Broutilles que tout cela, répliquera-t-elle, il faut lire le fond. Eh bien, descendons-y.

Soit, on fera abstraction du style brouillon (suggestion pour le titre : Brouillon ouvert…).

L'auteur se plaint, entre autres griefs, du laisser-aller des Français face à l'Amérique ; ils adorent tout ce qui est yankee, nos cousins, même la langue - mais pas la malbouffe, dont il n'est pas question. Ne regardant pas à la contradiction, l'auteur reproche aux Français, d'être inefficaces et bureaucratiques, et tout à fait coincés pour ce qui est de l'argent, alors que nous en Amérique, c'est bien connu…

Ah ! L'argent, voici bien un fantasme récurrent de Mlle BOMBARDIER : est-elle assez obsédée par la volonté de savoir (…) le prix des choses… Espérons qu'elle a tiré un bon prix de la vente de son petit home de Nantucket. Or, chacun, quand il voyage, est confronté au changement ; les habitudes de l'hôte sont différentes des nôtres et parfois nous plongent dans l'embarras. La littérature est pleine des récits de voyageurs arrivant en France, certes, mais aussi en Angleterre, en Allemagne, en Afrique, en Asie…sans parler même de la Californie, et surpris par les mœurs des autochtones.

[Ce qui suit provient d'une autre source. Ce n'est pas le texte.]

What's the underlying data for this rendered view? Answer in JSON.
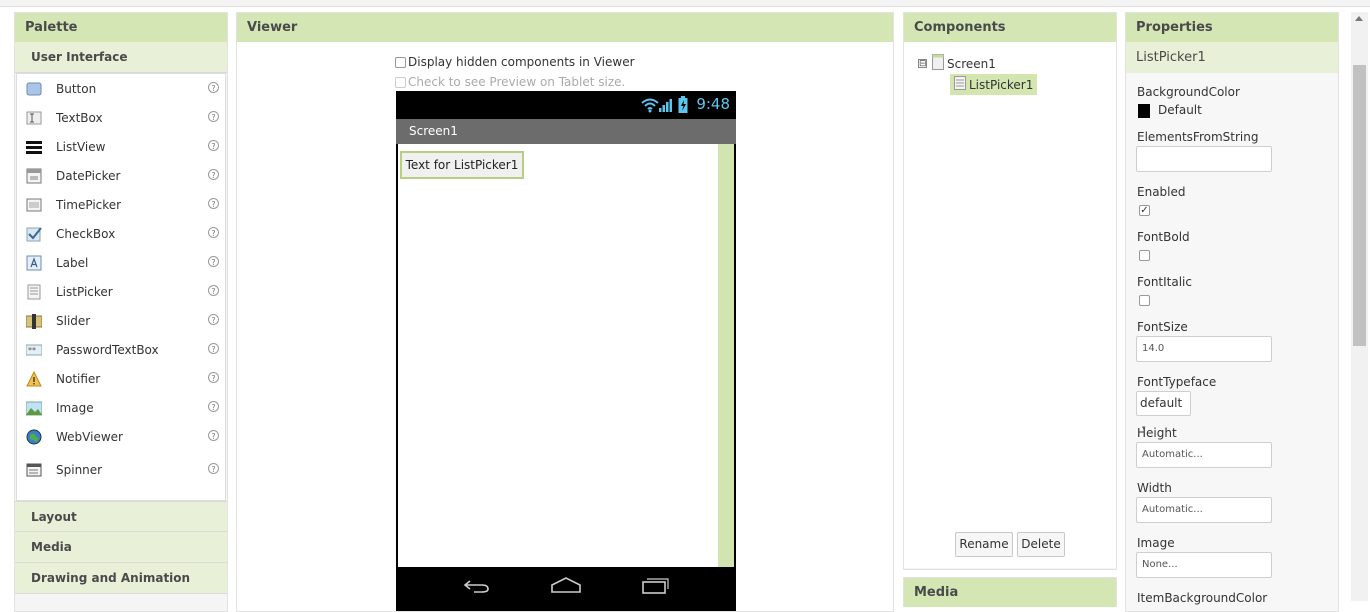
{
  "palette": {
    "title": "Palette",
    "category_open": "User Interface",
    "items": [
      {
        "label": "Button",
        "icon": "button-icon"
      },
      {
        "label": "TextBox",
        "icon": "textbox-icon"
      },
      {
        "label": "ListView",
        "icon": "listview-icon"
      },
      {
        "label": "DatePicker",
        "icon": "datepicker-icon"
      },
      {
        "label": "TimePicker",
        "icon": "timepicker-icon"
      },
      {
        "label": "CheckBox",
        "icon": "checkbox-icon"
      },
      {
        "label": "Label",
        "icon": "label-icon"
      },
      {
        "label": "ListPicker",
        "icon": "listpicker-icon"
      },
      {
        "label": "Slider",
        "icon": "slider-icon"
      },
      {
        "label": "PasswordTextBox",
        "icon": "passwordtextbox-icon"
      },
      {
        "label": "Notifier",
        "icon": "notifier-icon"
      },
      {
        "label": "Image",
        "icon": "image-icon"
      },
      {
        "label": "WebViewer",
        "icon": "webviewer-icon"
      },
      {
        "label": "Spinner",
        "icon": "spinner-icon"
      }
    ],
    "help_glyph": "?",
    "categories": [
      "Layout",
      "Media",
      "Drawing and Animation"
    ]
  },
  "viewer": {
    "title": "Viewer",
    "display_hidden_label": "Display hidden components in Viewer",
    "tablet_preview_label": "Check to see Preview on Tablet size.",
    "phone": {
      "time": "9:48",
      "screen_title": "Screen1",
      "listpicker_text": "Text for ListPicker1"
    }
  },
  "components": {
    "title": "Components",
    "tree_toggle": "⊟",
    "root": "Screen1",
    "child": "ListPicker1",
    "rename_label": "Rename",
    "delete_label": "Delete",
    "next_panel_title": "Media"
  },
  "properties": {
    "title": "Properties",
    "component_name": "ListPicker1",
    "background_color_label": "BackgroundColor",
    "background_color_value": "Default",
    "elements_from_string_label": "ElementsFromString",
    "elements_from_string_value": "",
    "enabled_label": "Enabled",
    "enabled_checked": true,
    "fontbold_label": "FontBold",
    "fontitalic_label": "FontItalic",
    "fontsize_label": "FontSize",
    "fontsize_value": "14.0",
    "fonttypeface_label": "FontTypeface",
    "fonttypeface_value": "default",
    "height_label": "Height",
    "height_value": "Automatic...",
    "width_label": "Width",
    "width_value": "Automatic...",
    "image_label": "Image",
    "image_value": "None...",
    "next_label": "ItemBackgroundColor"
  },
  "colors": {
    "header_green": "#d5e6b5",
    "selected_green": "#d3e6b0",
    "clock_blue": "#5cc6f0"
  }
}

Autre grief : le parisianisme culturel des Français (un des chapitres les plus mal torchés). Et là, soudain, j'ai compris l'objet de Mlle BOMBARDIER. La petite Québécoise venue du mauvais côté de la voie ferrée (peut-être disait-elle des tracks) voudrait bien jouer dans la cours des grands, mais une clôture l'en empêche, l'attitude des Français à son égard.

Ou comment être un meilleur Français que tous les Français de France, y compris quelques présidents de la République - fors de Gaulle (tiens, tiens : relation au père ?) -, ce qui, chacun le sait, est impossible : insoluble problème d'identité. Dès lors, il ne faut pas que les Français cessent d'être conformes à la représentation idéale qu'elle se fait d'eux.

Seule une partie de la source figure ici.